|ZFIN ID: ZDB-PUB-110429-22|
Fine-tuning of Hh signaling by the RNA-binding protein Quaking to control muscle development
Lobbardi, R., Lambert, G., Zhao, J., Geisler, R., Kim, H.R., and Rosa, F.M.
|Source:||Development (Cambridge, England) 138(9): 1783-1794 (Journal)|
|Registered Authors:||Geisler, Robert, Kim, Rosemary, Lambert, Guillaume, Rosa, Frederic, Zhao, Jue|
|Keywords:||quaking, hedgehog, Gli2a, muscle specification, RNA-binding protein, zebrafish|
|PubMed:||21447554 Full text @ Development|
Lobbardi, R., Lambert, G., Zhao, J., Geisler, R., Kim, H.R., and Rosa, F.M. (2011) Fine-tuning of Hh signaling by the RNA-binding protein Quaking to control muscle development. Development (Cambridge, England). 138(9):1783-1794.

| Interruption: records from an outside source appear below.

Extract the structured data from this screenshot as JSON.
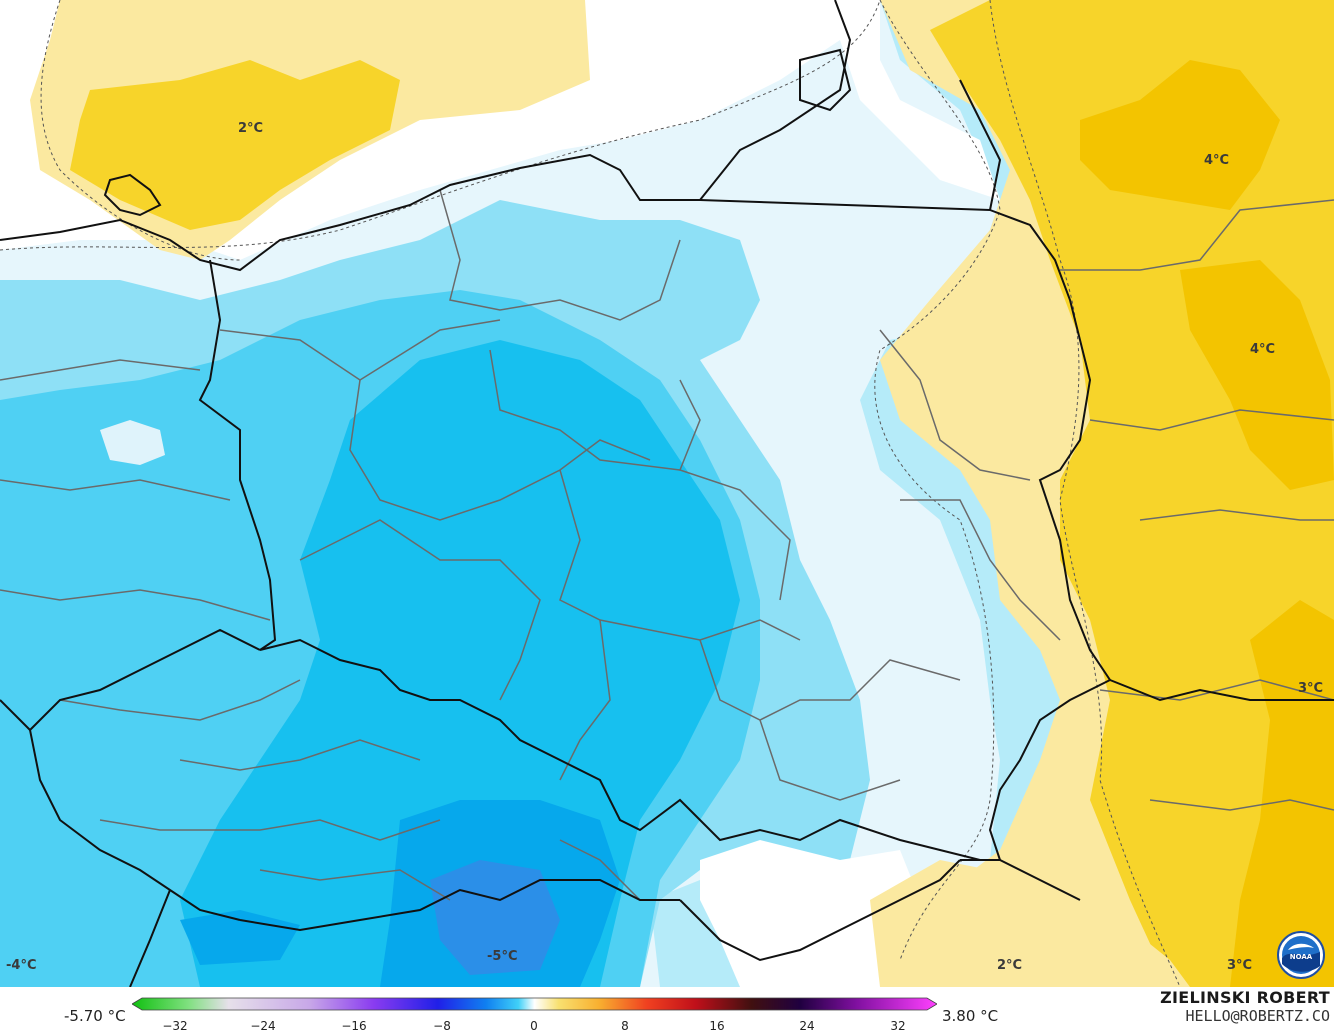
{
  "map": {
    "contour_labels": [
      {
        "text": "2°C",
        "name": "label-2c-baltic"
      },
      {
        "text": "4°C",
        "name": "label-4c-northeast"
      },
      {
        "text": "4°C",
        "name": "label-4c-east"
      },
      {
        "text": "3°C",
        "name": "label-3c-southeast"
      },
      {
        "text": "-4°C",
        "name": "label-minus4c-southwest"
      },
      {
        "text": "-5°C",
        "name": "label-minus5c-south"
      },
      {
        "text": "2°C",
        "name": "label-2c-south"
      },
      {
        "text": "3°C",
        "name": "label-3c-south"
      }
    ],
    "colors": {
      "yellow_light": "#fbe9a0",
      "yellow": "#f7d42a",
      "yellow_dark": "#f3c400",
      "white": "#ffffff",
      "blue_pale": "#dff3fb",
      "blue_light": "#b5ebf9",
      "blue_mid": "#8ee0f6",
      "blue": "#4fd0f3",
      "blue_strong": "#17c0ef",
      "blue_deep": "#06a8ec",
      "blue_darkest": "#2b8fe8",
      "border": "#111111",
      "admin": "#6a6a6a"
    }
  },
  "legend": {
    "min_value": "-5.70 °C",
    "max_value": "3.80 °C",
    "ticks": [
      "−32",
      "−24",
      "−16",
      "−8",
      "0",
      "8",
      "16",
      "24",
      "32"
    ]
  },
  "credit": {
    "name": "ZIELINSKI ROBERT",
    "email": "HELLO@ROBERTZ.CO",
    "logo": "noaa-logo"
  }
}
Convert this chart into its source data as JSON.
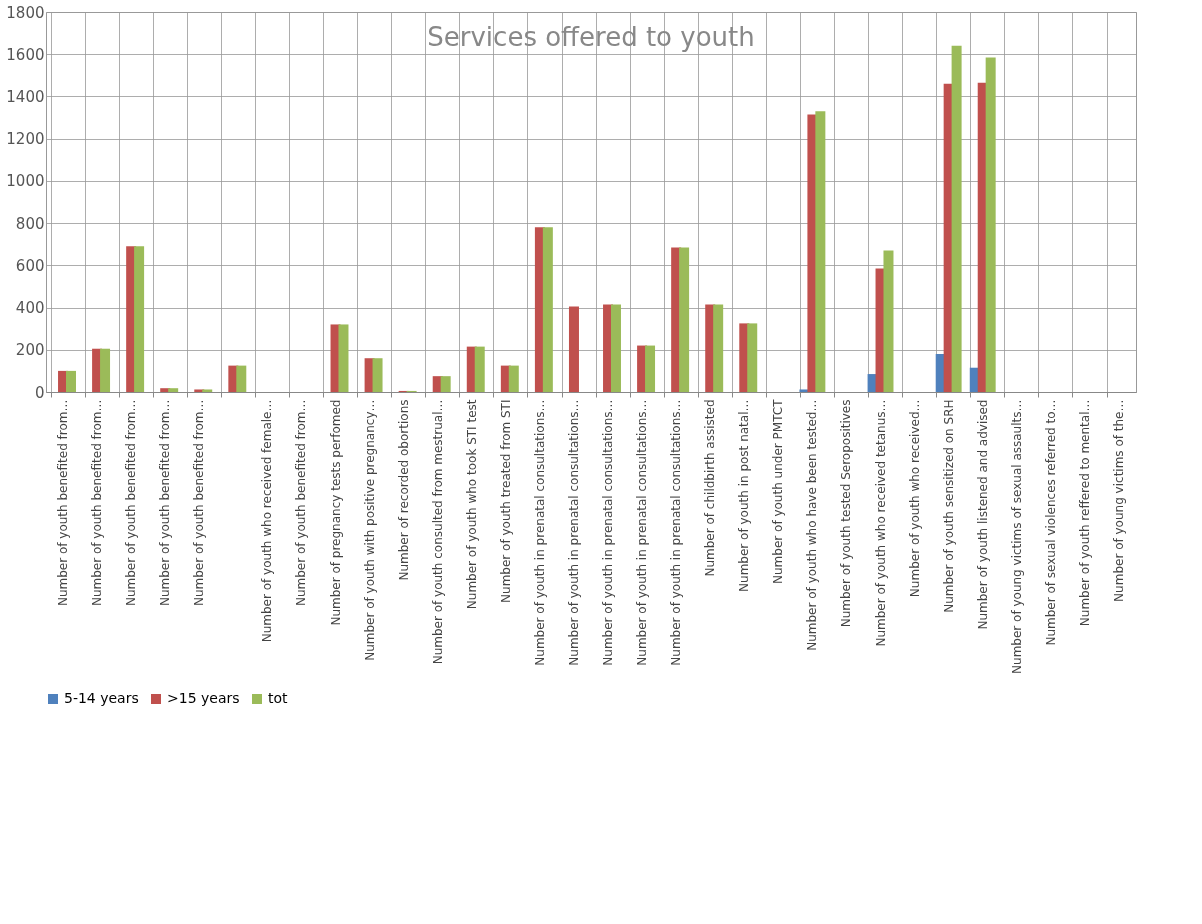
{
  "chart_data": {
    "type": "bar",
    "title": "Services offered to youth",
    "categories": [
      "Number of youth benefited from…",
      "Number of youth benefited from…",
      "Number of youth benefited from…",
      "Number of youth benefited from…",
      "Number of youth benefited from…",
      null,
      "Number of youth who received female…",
      "Number of youth benefited from…",
      "Number of pregnancy tests perfomed",
      "Number of youth with positive pregnancy…",
      "Number of recorded obortions",
      "Number of youth consulted from mestrual…",
      "Number of youth who took STI test",
      "Number of youth treated from STI",
      "Number of youth in prenatal consultations…",
      "Number of youth in prenatal consultations…",
      "Number of youth in prenatal consultations…",
      "Number of youth in prenatal consultations…",
      "Number of youth in prenatal consultations…",
      "Number of childbirth assisted",
      "Number of youth in post natal…",
      "Number of youth under PMTCT",
      "Number of youth who have been tested…",
      "Number of youth tested Seropositives",
      "Number of youth who received tetanus…",
      "Number of youth who received…",
      "Number of youth sensitized on SRH",
      "Number of youth listened and advised",
      "Number of young victims of sexual assaults…",
      "Number of sexual violences referred to…",
      "Number of youth reffered to mental…",
      "Number of young victims of the…"
    ],
    "series": [
      {
        "name": "5-14 years",
        "color": "#4f81bd",
        "values": [
          0,
          0,
          0,
          0,
          0,
          0,
          0,
          0,
          0,
          0,
          0,
          0,
          0,
          0,
          0,
          0,
          0,
          0,
          0,
          0,
          0,
          0,
          12,
          0,
          85,
          0,
          180,
          115,
          0,
          0,
          0,
          0
        ]
      },
      {
        "name": ">15 years",
        "color": "#c0504d",
        "values": [
          100,
          205,
          690,
          18,
          12,
          125,
          0,
          0,
          320,
          160,
          5,
          75,
          215,
          125,
          780,
          405,
          415,
          220,
          685,
          415,
          325,
          0,
          1315,
          0,
          585,
          0,
          1460,
          1465,
          0,
          0,
          0,
          0
        ]
      },
      {
        "name": "tot",
        "color": "#9bbb59",
        "values": [
          100,
          205,
          690,
          18,
          12,
          125,
          0,
          0,
          320,
          160,
          5,
          75,
          215,
          125,
          780,
          null,
          415,
          220,
          685,
          415,
          325,
          0,
          1330,
          0,
          670,
          0,
          1640,
          1585,
          0,
          0,
          0,
          0
        ]
      }
    ],
    "ylim": [
      0,
      1800
    ],
    "yticks": [
      0,
      200,
      400,
      600,
      800,
      1000,
      1200,
      1400,
      1600,
      1800
    ],
    "grid": true,
    "legend": "bottom"
  }
}
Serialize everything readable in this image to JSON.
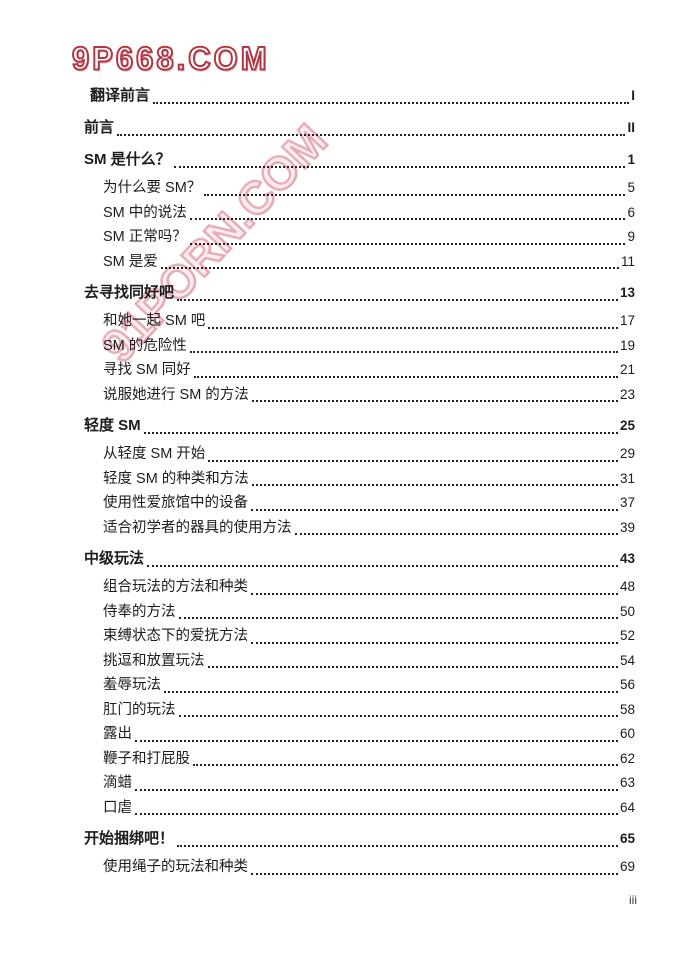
{
  "page": {
    "logo_text": "9P668.COM",
    "watermark_text": "91PORN.COM",
    "footer_page_number": "iii",
    "colors": {
      "logo_red": "#b23743",
      "watermark_pink": "#e295a2",
      "text": "#1c1c1c"
    }
  },
  "toc": {
    "entries": [
      {
        "title": "翻译前言",
        "page": "I",
        "bold": true,
        "level": 0,
        "extra_indent": true
      },
      {
        "title": "前言",
        "page": "II",
        "bold": true,
        "level": 0
      },
      {
        "title": "SM 是什么？",
        "page": "1",
        "bold": true,
        "level": 0
      },
      {
        "title": "为什么要 SM？",
        "page": "5",
        "bold": false,
        "level": 1
      },
      {
        "title": "SM 中的说法",
        "page": "6",
        "bold": false,
        "level": 1
      },
      {
        "title": "SM 正常吗？",
        "page": "9",
        "bold": false,
        "level": 1
      },
      {
        "title": "SM 是爱",
        "page": "11",
        "bold": false,
        "level": 1
      },
      {
        "title": "去寻找同好吧",
        "page": "13",
        "bold": true,
        "level": 0
      },
      {
        "title": "和她一起 SM 吧",
        "page": "17",
        "bold": false,
        "level": 1
      },
      {
        "title": "SM 的危险性",
        "page": "19",
        "bold": false,
        "level": 1
      },
      {
        "title": "寻找 SM 同好",
        "page": "21",
        "bold": false,
        "level": 1
      },
      {
        "title": "说服她进行 SM 的方法",
        "page": "23",
        "bold": false,
        "level": 1
      },
      {
        "title": "轻度 SM",
        "page": "25",
        "bold": true,
        "level": 0
      },
      {
        "title": "从轻度 SM 开始",
        "page": "29",
        "bold": false,
        "level": 1
      },
      {
        "title": "轻度 SM 的种类和方法",
        "page": "31",
        "bold": false,
        "level": 1
      },
      {
        "title": "使用性爱旅馆中的设备",
        "page": "37",
        "bold": false,
        "level": 1
      },
      {
        "title": "适合初学者的器具的使用方法",
        "page": "39",
        "bold": false,
        "level": 1
      },
      {
        "title": "中级玩法",
        "page": "43",
        "bold": true,
        "level": 0
      },
      {
        "title": "组合玩法的方法和种类",
        "page": "48",
        "bold": false,
        "level": 1
      },
      {
        "title": "侍奉的方法",
        "page": "50",
        "bold": false,
        "level": 1
      },
      {
        "title": "束缚状态下的爱抚方法",
        "page": "52",
        "bold": false,
        "level": 1
      },
      {
        "title": "挑逗和放置玩法",
        "page": "54",
        "bold": false,
        "level": 1
      },
      {
        "title": "羞辱玩法",
        "page": "56",
        "bold": false,
        "level": 1
      },
      {
        "title": "肛门的玩法",
        "page": "58",
        "bold": false,
        "level": 1
      },
      {
        "title": "露出",
        "page": "60",
        "bold": false,
        "level": 1
      },
      {
        "title": "鞭子和打屁股",
        "page": "62",
        "bold": false,
        "level": 1
      },
      {
        "title": "滴蜡",
        "page": "63",
        "bold": false,
        "level": 1
      },
      {
        "title": "口虐",
        "page": "64",
        "bold": false,
        "level": 1
      },
      {
        "title": "开始捆绑吧！",
        "page": "65",
        "bold": true,
        "level": 0
      },
      {
        "title": "使用绳子的玩法和种类",
        "page": "69",
        "bold": false,
        "level": 1
      }
    ]
  }
}
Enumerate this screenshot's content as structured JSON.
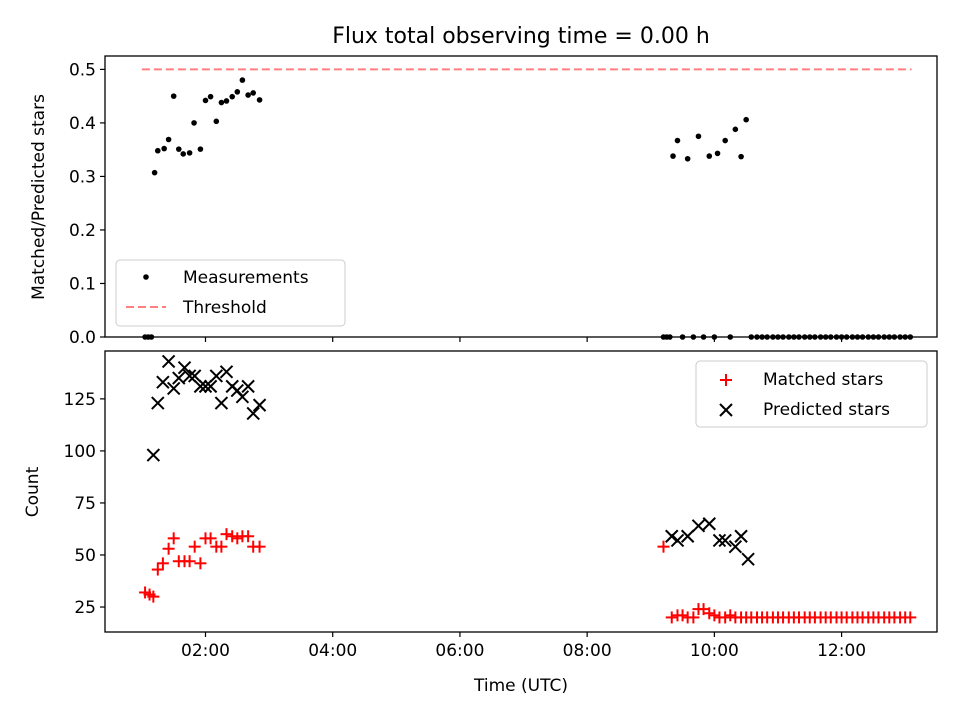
{
  "figure": {
    "title": "Flux total observing time = 0.00 h"
  },
  "chart_data": [
    {
      "type": "scatter",
      "title": "Flux total observing time = 0.00 h",
      "xlabel": "",
      "ylabel": "Matched/Predicted stars",
      "xlim": [
        0.42,
        13.5
      ],
      "ylim": [
        0.0,
        0.525
      ],
      "x_ticks": [
        2,
        4,
        6,
        8,
        10,
        12
      ],
      "y_ticks": [
        0.0,
        0.1,
        0.2,
        0.3,
        0.4,
        0.5
      ],
      "y_tick_labels": [
        "0.0",
        "0.1",
        "0.2",
        "0.3",
        "0.4",
        "0.5"
      ],
      "legend_position": "lower-left",
      "legend": [
        "Measurements",
        "Threshold"
      ],
      "series": [
        {
          "name": "Measurements",
          "color": "#000000",
          "marker": "dot",
          "points": [
            [
              1.05,
              0.0
            ],
            [
              1.1,
              0.0
            ],
            [
              1.15,
              0.0
            ],
            [
              1.2,
              0.307
            ],
            [
              1.25,
              0.348
            ],
            [
              1.35,
              0.352
            ],
            [
              1.42,
              0.369
            ],
            [
              1.5,
              0.45
            ],
            [
              1.58,
              0.351
            ],
            [
              1.65,
              0.342
            ],
            [
              1.75,
              0.344
            ],
            [
              1.82,
              0.4
            ],
            [
              1.92,
              0.351
            ],
            [
              2.0,
              0.442
            ],
            [
              2.08,
              0.449
            ],
            [
              2.17,
              0.403
            ],
            [
              2.25,
              0.438
            ],
            [
              2.33,
              0.441
            ],
            [
              2.42,
              0.449
            ],
            [
              2.5,
              0.458
            ],
            [
              2.58,
              0.48
            ],
            [
              2.67,
              0.452
            ],
            [
              2.75,
              0.456
            ],
            [
              2.85,
              0.443
            ],
            [
              9.2,
              0.0
            ],
            [
              9.25,
              0.0
            ],
            [
              9.3,
              0.0
            ],
            [
              9.35,
              0.338
            ],
            [
              9.42,
              0.367
            ],
            [
              9.5,
              0.0
            ],
            [
              9.58,
              0.333
            ],
            [
              9.67,
              0.0
            ],
            [
              9.75,
              0.375
            ],
            [
              9.83,
              0.0
            ],
            [
              9.92,
              0.338
            ],
            [
              10.0,
              0.0
            ],
            [
              10.05,
              0.343
            ],
            [
              10.17,
              0.367
            ],
            [
              10.25,
              0.0
            ],
            [
              10.33,
              0.388
            ],
            [
              10.42,
              0.337
            ],
            [
              10.5,
              0.406
            ],
            [
              10.58,
              0.0
            ],
            [
              10.67,
              0.0
            ],
            [
              10.75,
              0.0
            ],
            [
              10.83,
              0.0
            ],
            [
              10.92,
              0.0
            ],
            [
              11.0,
              0.0
            ],
            [
              11.08,
              0.0
            ],
            [
              11.17,
              0.0
            ],
            [
              11.25,
              0.0
            ],
            [
              11.33,
              0.0
            ],
            [
              11.42,
              0.0
            ],
            [
              11.5,
              0.0
            ],
            [
              11.58,
              0.0
            ],
            [
              11.67,
              0.0
            ],
            [
              11.75,
              0.0
            ],
            [
              11.83,
              0.0
            ],
            [
              11.92,
              0.0
            ],
            [
              12.0,
              0.0
            ],
            [
              12.08,
              0.0
            ],
            [
              12.17,
              0.0
            ],
            [
              12.25,
              0.0
            ],
            [
              12.33,
              0.0
            ],
            [
              12.42,
              0.0
            ],
            [
              12.5,
              0.0
            ],
            [
              12.58,
              0.0
            ],
            [
              12.67,
              0.0
            ],
            [
              12.75,
              0.0
            ],
            [
              12.83,
              0.0
            ],
            [
              12.92,
              0.0
            ],
            [
              13.0,
              0.0
            ],
            [
              13.08,
              0.0
            ]
          ]
        },
        {
          "name": "Threshold",
          "color": "#ff7f7f",
          "style": "dashed",
          "x": [
            1.0,
            13.1
          ],
          "y": [
            0.5,
            0.5
          ]
        }
      ]
    },
    {
      "type": "scatter",
      "xlabel": "Time (UTC)",
      "ylabel": "Count",
      "xlim": [
        0.42,
        13.5
      ],
      "ylim": [
        13,
        148
      ],
      "x_ticks": [
        2,
        4,
        6,
        8,
        10,
        12
      ],
      "x_tick_labels": [
        "02:00",
        "04:00",
        "06:00",
        "08:00",
        "10:00",
        "12:00"
      ],
      "y_ticks": [
        25,
        50,
        75,
        100,
        125
      ],
      "y_tick_labels": [
        "25",
        "50",
        "75",
        "100",
        "125"
      ],
      "legend_position": "upper-right",
      "legend": [
        "Matched stars",
        "Predicted stars"
      ],
      "series": [
        {
          "name": "Matched stars",
          "color": "#ff0000",
          "marker": "plus",
          "points": [
            [
              1.05,
              32
            ],
            [
              1.12,
              31
            ],
            [
              1.18,
              30
            ],
            [
              1.25,
              43
            ],
            [
              1.33,
              46
            ],
            [
              1.42,
              53
            ],
            [
              1.5,
              58
            ],
            [
              1.58,
              47
            ],
            [
              1.67,
              47
            ],
            [
              1.75,
              47
            ],
            [
              1.83,
              54
            ],
            [
              1.92,
              46
            ],
            [
              2.0,
              58
            ],
            [
              2.08,
              58
            ],
            [
              2.17,
              54
            ],
            [
              2.25,
              54
            ],
            [
              2.33,
              60
            ],
            [
              2.42,
              59
            ],
            [
              2.5,
              58
            ],
            [
              2.58,
              59
            ],
            [
              2.67,
              59
            ],
            [
              2.75,
              54
            ],
            [
              2.85,
              54
            ],
            [
              9.2,
              54
            ],
            [
              9.33,
              20
            ],
            [
              9.42,
              21
            ],
            [
              9.5,
              21
            ],
            [
              9.58,
              20
            ],
            [
              9.67,
              20
            ],
            [
              9.75,
              24
            ],
            [
              9.83,
              24
            ],
            [
              9.92,
              22
            ],
            [
              10.0,
              21
            ],
            [
              10.08,
              20
            ],
            [
              10.17,
              20
            ],
            [
              10.25,
              21
            ],
            [
              10.33,
              20
            ],
            [
              10.42,
              20
            ],
            [
              10.5,
              20
            ],
            [
              10.58,
              20
            ],
            [
              10.67,
              20
            ],
            [
              10.75,
              20
            ],
            [
              10.83,
              20
            ],
            [
              10.92,
              20
            ],
            [
              11.0,
              20
            ],
            [
              11.08,
              20
            ],
            [
              11.17,
              20
            ],
            [
              11.25,
              20
            ],
            [
              11.33,
              20
            ],
            [
              11.42,
              20
            ],
            [
              11.5,
              20
            ],
            [
              11.58,
              20
            ],
            [
              11.67,
              20
            ],
            [
              11.75,
              20
            ],
            [
              11.83,
              20
            ],
            [
              11.92,
              20
            ],
            [
              12.0,
              20
            ],
            [
              12.08,
              20
            ],
            [
              12.17,
              20
            ],
            [
              12.25,
              20
            ],
            [
              12.33,
              20
            ],
            [
              12.42,
              20
            ],
            [
              12.5,
              20
            ],
            [
              12.58,
              20
            ],
            [
              12.67,
              20
            ],
            [
              12.75,
              20
            ],
            [
              12.83,
              20
            ],
            [
              12.92,
              20
            ],
            [
              13.0,
              20
            ],
            [
              13.08,
              20
            ]
          ]
        },
        {
          "name": "Predicted stars",
          "color": "#000000",
          "marker": "x",
          "points": [
            [
              1.18,
              98
            ],
            [
              1.25,
              123
            ],
            [
              1.33,
              133
            ],
            [
              1.42,
              143
            ],
            [
              1.5,
              130
            ],
            [
              1.58,
              135
            ],
            [
              1.67,
              140
            ],
            [
              1.75,
              136
            ],
            [
              1.83,
              136
            ],
            [
              1.92,
              131
            ],
            [
              2.0,
              131
            ],
            [
              2.08,
              131
            ],
            [
              2.17,
              136
            ],
            [
              2.25,
              123
            ],
            [
              2.33,
              138
            ],
            [
              2.42,
              131
            ],
            [
              2.5,
              129
            ],
            [
              2.58,
              126
            ],
            [
              2.67,
              131
            ],
            [
              2.75,
              118
            ],
            [
              2.85,
              122
            ],
            [
              9.33,
              59
            ],
            [
              9.42,
              57
            ],
            [
              9.58,
              59
            ],
            [
              9.75,
              64
            ],
            [
              9.92,
              65
            ],
            [
              10.08,
              57
            ],
            [
              10.17,
              57
            ],
            [
              10.33,
              54
            ],
            [
              10.42,
              59
            ],
            [
              10.53,
              48
            ]
          ]
        }
      ]
    }
  ]
}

ABSTRACTThe development of the different muscles within the somite is a complex process that involves the Hedgehog (Hh) signaling pathway. To specify the proper number of muscle cells and organize them spatially and temporally, the Hh signaling pathway needs to be precisely regulated at different levels, but only a few factors external to the pathway have been described. Here, we report for the first time the role of the STAR family RNA-binding protein Quaking A (QkA) in somite muscle development. We show in zebrafish that the loss of QkA function affects fast muscle fiber maturation as well as Hh-induced muscle derivative specification and/or morphogenesis. Mosaic analysis reveals that fast fiber maturation depends on the activity of QkA in the environment of fast fiber progenitors. We further show that Hh signaling requires QkA activity for muscle development. By an in silico approach, we screened the 3'UTRs of known Hh signaling component mRNAs for the Quaking response element and found the transcription factor Gli2a, a known regulator of muscle fate development. Using destabilized GFP as a reporter, we show that the gli2a mRNA 3'UTR is a functional QkA target. Consistent with this notion, the loss of QkA function rescued slow muscle fibers in yot mutant embryos, which express a dominant-negative Gli2a isoform. Thus, our results reveal a new mechanism to ensure muscle cell fate diversity by fine-tuning of the Hh signaling pathway via RNA-binding proteins.